Les familles hors secteur apprécient également le taux exceptionnellement bas de redoublements en seconde, passé de 14,4% en 2004 à 6,8% en 2005 puis 2,5% en 2006. Cerise sur le gâteau, le lycée participe au programme « Egalité des chances » de Sciences-Po et de Polytechnique. Sauf que cette fois les élèves favorisés « n’y sont pas éligibles ».
Extraits du « Nouvel Observateur » du 18.01.07 : Un lycée qui bouscule les idées reçues
Au rectorat, on s’émeut de voir le lycée Doisneau de Vaulx-en-Velin hériter d’un « C » dans la typologie du « Nouvel Obs » : « Cela ne traduit absolument pas la qualité de son enseignement et encore moins la progression de ses résultats depuis sa création », s’offusque Philippe Daubignard, chef du Service académique d’Information et d’Orientation.
Des murs sans tags, des bâtiments en excellent état, du matériel respecté, des parents qui se pressent à l’assemblée générale de rentrée : bienvenue au lycée Robert-Doisneau, le lycée qui bouscule les clichés.

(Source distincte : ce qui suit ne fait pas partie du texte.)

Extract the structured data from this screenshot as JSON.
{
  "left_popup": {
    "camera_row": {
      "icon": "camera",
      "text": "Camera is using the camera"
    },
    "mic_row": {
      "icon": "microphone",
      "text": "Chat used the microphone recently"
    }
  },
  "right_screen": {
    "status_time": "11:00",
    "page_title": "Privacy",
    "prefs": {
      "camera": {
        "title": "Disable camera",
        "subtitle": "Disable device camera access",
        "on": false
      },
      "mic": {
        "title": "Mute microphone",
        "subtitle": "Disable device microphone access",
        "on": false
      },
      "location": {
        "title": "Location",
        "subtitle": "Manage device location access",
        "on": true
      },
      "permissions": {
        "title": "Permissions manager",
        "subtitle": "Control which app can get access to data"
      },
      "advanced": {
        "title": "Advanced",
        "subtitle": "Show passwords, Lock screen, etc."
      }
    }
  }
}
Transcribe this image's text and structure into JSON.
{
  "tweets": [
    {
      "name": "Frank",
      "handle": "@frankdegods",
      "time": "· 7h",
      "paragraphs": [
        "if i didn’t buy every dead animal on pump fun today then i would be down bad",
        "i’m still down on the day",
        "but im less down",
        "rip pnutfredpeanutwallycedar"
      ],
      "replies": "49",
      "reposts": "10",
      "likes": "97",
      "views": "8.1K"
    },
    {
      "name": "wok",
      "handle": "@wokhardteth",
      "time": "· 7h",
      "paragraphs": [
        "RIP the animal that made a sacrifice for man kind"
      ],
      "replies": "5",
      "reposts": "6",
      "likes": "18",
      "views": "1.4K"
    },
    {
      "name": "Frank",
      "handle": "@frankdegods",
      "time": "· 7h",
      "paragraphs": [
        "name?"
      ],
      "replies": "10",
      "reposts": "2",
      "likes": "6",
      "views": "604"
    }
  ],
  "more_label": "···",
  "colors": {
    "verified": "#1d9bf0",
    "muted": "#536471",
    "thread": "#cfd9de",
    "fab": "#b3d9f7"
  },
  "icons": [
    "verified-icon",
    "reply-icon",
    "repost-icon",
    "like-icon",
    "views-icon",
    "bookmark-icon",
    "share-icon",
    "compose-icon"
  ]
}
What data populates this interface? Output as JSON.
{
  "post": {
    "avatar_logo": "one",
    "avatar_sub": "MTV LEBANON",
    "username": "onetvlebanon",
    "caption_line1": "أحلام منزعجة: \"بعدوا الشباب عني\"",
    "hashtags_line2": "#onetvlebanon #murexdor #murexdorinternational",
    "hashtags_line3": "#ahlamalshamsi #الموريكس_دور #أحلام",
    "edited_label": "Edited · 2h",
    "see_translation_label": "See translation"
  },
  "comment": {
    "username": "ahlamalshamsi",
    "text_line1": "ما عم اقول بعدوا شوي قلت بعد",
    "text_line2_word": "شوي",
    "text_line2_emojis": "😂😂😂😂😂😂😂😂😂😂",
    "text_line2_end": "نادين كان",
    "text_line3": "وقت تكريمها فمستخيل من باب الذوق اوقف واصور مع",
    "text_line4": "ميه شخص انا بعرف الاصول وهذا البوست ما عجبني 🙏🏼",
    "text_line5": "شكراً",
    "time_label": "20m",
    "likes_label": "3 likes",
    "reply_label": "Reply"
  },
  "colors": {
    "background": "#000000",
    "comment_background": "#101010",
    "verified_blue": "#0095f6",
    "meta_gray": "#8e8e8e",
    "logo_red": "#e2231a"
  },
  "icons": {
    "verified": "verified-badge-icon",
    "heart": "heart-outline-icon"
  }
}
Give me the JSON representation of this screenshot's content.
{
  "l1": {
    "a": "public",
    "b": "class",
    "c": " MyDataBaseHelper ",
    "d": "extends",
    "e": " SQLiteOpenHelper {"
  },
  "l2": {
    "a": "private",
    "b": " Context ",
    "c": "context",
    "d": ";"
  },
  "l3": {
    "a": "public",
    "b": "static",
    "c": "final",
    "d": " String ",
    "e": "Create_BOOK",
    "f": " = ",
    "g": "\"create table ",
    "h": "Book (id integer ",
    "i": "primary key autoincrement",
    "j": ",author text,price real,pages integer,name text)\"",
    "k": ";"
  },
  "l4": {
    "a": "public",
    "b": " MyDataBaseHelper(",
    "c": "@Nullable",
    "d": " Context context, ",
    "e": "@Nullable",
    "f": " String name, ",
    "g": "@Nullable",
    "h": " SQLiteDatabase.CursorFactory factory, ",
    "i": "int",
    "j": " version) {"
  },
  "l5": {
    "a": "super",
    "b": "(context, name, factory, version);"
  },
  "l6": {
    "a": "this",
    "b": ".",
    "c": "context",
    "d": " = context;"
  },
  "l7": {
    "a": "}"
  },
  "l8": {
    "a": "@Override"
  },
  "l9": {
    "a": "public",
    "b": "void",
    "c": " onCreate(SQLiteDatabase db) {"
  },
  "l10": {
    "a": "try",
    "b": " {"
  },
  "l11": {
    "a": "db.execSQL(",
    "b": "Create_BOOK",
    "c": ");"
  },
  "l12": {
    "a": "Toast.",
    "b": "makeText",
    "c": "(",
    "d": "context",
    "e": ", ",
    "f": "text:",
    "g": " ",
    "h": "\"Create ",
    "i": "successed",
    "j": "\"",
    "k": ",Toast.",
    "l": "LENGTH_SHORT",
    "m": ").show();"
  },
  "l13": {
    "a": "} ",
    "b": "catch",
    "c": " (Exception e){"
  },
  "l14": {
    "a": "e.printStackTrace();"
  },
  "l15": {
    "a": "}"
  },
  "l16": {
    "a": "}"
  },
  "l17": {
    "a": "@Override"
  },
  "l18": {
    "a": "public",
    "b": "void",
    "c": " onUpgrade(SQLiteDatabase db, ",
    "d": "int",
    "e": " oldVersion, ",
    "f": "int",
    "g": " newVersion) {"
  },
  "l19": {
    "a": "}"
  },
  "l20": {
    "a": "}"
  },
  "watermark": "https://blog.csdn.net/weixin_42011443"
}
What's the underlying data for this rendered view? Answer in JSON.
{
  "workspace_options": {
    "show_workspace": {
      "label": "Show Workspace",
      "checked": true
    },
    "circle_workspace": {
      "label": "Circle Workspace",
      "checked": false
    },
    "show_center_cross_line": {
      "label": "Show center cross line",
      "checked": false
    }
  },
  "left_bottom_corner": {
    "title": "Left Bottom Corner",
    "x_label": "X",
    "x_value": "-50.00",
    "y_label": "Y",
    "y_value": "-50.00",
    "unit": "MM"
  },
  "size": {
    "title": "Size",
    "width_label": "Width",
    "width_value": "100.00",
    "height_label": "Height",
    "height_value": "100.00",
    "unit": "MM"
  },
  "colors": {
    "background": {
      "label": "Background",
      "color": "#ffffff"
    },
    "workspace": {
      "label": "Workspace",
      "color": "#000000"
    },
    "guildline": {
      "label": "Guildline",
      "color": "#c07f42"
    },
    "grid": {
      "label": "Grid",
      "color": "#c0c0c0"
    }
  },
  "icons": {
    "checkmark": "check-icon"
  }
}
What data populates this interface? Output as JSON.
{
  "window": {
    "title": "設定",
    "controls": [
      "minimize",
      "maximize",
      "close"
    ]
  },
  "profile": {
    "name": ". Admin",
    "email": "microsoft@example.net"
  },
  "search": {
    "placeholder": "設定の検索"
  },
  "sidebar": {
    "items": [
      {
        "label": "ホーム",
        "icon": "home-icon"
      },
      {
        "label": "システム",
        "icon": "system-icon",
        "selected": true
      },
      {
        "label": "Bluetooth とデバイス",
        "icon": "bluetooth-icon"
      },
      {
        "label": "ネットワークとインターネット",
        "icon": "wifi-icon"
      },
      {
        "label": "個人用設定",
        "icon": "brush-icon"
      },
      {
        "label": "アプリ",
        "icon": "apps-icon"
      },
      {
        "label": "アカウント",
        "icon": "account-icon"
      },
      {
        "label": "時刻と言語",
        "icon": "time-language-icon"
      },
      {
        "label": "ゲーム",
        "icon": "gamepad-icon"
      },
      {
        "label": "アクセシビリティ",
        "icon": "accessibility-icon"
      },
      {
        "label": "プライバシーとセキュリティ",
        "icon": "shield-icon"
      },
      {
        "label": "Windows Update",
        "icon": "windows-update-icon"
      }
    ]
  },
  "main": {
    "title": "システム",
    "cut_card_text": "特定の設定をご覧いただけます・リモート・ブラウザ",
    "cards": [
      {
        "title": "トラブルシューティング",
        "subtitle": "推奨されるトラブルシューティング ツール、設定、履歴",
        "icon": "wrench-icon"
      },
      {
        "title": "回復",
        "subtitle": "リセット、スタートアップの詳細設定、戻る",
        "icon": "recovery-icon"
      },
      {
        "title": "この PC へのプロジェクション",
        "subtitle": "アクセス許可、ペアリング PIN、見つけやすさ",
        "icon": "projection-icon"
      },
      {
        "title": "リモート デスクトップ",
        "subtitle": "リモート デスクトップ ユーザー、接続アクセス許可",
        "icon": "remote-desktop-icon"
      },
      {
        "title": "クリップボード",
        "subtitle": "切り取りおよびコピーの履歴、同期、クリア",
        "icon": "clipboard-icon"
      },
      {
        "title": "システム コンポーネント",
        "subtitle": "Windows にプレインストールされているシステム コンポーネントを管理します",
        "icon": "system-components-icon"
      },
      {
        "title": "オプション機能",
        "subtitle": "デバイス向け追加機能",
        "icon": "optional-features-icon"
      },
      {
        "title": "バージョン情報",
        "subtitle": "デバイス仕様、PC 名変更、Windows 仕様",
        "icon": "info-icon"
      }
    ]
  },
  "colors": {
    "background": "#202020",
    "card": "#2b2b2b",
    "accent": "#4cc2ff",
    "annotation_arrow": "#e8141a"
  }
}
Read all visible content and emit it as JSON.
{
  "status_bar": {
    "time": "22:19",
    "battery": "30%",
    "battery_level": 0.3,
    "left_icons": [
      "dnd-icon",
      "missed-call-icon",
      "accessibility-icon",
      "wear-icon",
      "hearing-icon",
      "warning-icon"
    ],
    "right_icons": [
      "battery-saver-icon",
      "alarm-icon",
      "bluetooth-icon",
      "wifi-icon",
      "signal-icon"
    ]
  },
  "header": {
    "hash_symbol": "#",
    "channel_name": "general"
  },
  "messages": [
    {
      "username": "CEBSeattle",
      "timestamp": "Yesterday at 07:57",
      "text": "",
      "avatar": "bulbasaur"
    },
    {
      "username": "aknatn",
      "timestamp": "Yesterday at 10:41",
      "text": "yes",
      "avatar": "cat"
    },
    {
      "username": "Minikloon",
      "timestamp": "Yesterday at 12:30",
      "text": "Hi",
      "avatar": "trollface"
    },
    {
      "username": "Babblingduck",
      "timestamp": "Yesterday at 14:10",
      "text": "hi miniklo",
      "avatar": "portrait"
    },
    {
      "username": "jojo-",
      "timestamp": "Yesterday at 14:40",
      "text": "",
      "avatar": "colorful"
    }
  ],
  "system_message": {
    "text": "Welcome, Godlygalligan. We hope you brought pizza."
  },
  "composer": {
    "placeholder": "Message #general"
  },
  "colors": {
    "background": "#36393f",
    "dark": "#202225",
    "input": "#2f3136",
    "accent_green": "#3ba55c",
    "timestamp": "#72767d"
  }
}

Depuis son ouverture, il y a onze ans, au cœur de la ZUP de la commune la plus pauvre de la banlieue lyonnaise, le calme y règne, les résultats ne cessent de progresser. La proviseure, Chris Laroche, explique sereinement pourquoi, malgré cela, son établissement hérite d’un « C » : « Le classement de "l’Obs" veut peut-être pénaliser les lycées qui se débarrassent de leurs élèves susceptibles d’échouer au bac. Ce n’est pas du tout notre politique d’orientation. Chez nous, si des élèves quittent l’établissement en fin de seconde, c’est pour se diriger vers des sections de première qui n’existent pas encore à Doisneau. »
Plutôt que ce classement, Chris Laroche préfère évoquer l’ouverture, cette rentrée, d’un BTS technico-commercial industriel option « énergie et environnement ». Ou le parcours de cet ancien élève, arrivé à Vaulx-en-Velin en fuyant, gamin aux pieds nus, la guerre du Kosovo et qui vient d’entrer en deuxième année de Sciences-Po à Paris. Ou encore Alix Faye-Chellali, footballeuse de haut niveau à l’OL, qui a pu concilier sport et études pour réussir son bac en trois ans et vient d’intégrer une école d’ingénieurs. Peu d’absentéisme, de nouveaux profs étonnés du calme qui prévaut : « A Doisneau, nous ne fabriquons pas de l’échec social », affirme sa proviseure.